Industrie

Atlas en poirier : Boston Dynamics envoie son humanoïde de production en validation chez Hyundai Metaplant en Géorgie

Par La Rédaction ⏱ 4 min de lecture

Boston Dynamics a publié le 5 mai une vidéo dans laquelle son humanoïde Atlas exécute un poirier parfait, suivi d’un L-sit, posture où le robot soutient tout son poids sur ses bras tendus en formant un L avec son corps. Le modèle filmé n’est pas une démo de laboratoire mais le « development model », celui qui est destiné aux usines automobiles d’Hyundai en Géorgie.

L’image vient confirmer ce que Hyundai Motor Group annonce depuis le rachat de Boston Dynamics en 2021. Atlas part en validation industrielle à Metaplant America, l’usine de véhicules électriques de Hyundai située près de Savannah, dans l’État de Géorgie. Chaque étape de fabrication doit y être testée avec le robot avant un déploiement plus large dans le reste du groupe.

Reinforcement learning et contrôle fin du tronc

La vidéo dure quelques secondes mais Boston Dynamics insiste sur ce qu’elle prouve techniquement. Atlas tient un poirier presque droit, sans tremblement visible. Il bascule ensuite en L-sit pendant environ cinq secondes, mains au sol, jambes tendues à l’horizontale. Pour la firme de Waltham, l’exercice démontre l’intégration entre l’équilibre, le contrôle du tronc et la coordination des articulations des bras.
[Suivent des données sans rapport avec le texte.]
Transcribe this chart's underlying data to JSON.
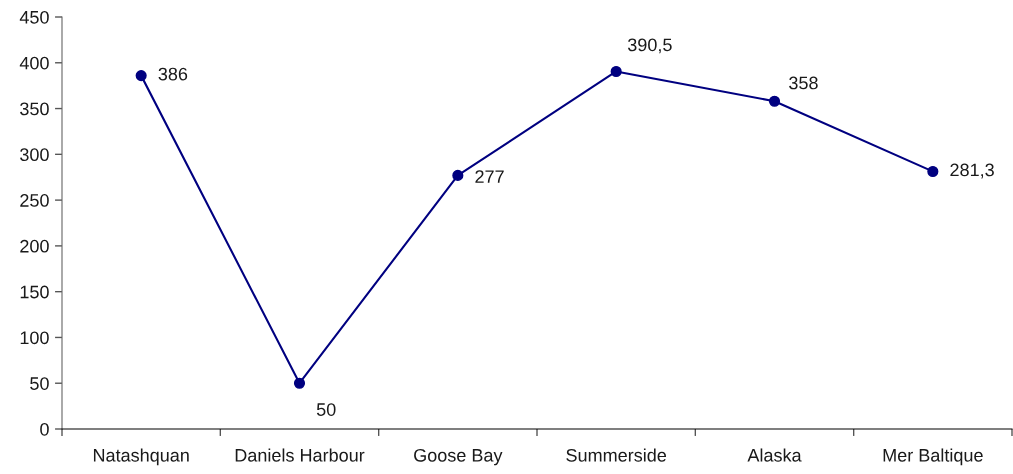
{
  "chart_data": {
    "type": "line",
    "categories": [
      "Natashquan",
      "Daniels Harbour",
      "Goose Bay",
      "Summerside",
      "Alaska",
      "Mer Baltique"
    ],
    "series": [
      {
        "color": "#000080",
        "values": [
          386,
          50,
          277,
          390.5,
          358,
          281.3
        ],
        "value_labels": [
          "386",
          "50",
          "277",
          "390,5",
          "358",
          "281,3"
        ]
      }
    ],
    "ylim": [
      0,
      450
    ],
    "yticks": [
      0,
      50,
      100,
      150,
      200,
      250,
      300,
      350,
      400,
      450
    ],
    "marker": "circle",
    "line_style": "solid",
    "grid": false
  }
}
La méthode utilisée porte le nom de reinforcement learning. Le robot apprend dans un simulateur en répétant des milliers de fois les mouvements, puis transfère la stratégie optimale dans le monde physique. Boston Dynamics avait déjà montré son intérêt pour cette approche au CES 2026 en janvier, mais le modèle de développement présenté à l’époque ne fonctionnait pas encore. Le poirier publié cette semaine est la première vraie démonstration du « development model » en action.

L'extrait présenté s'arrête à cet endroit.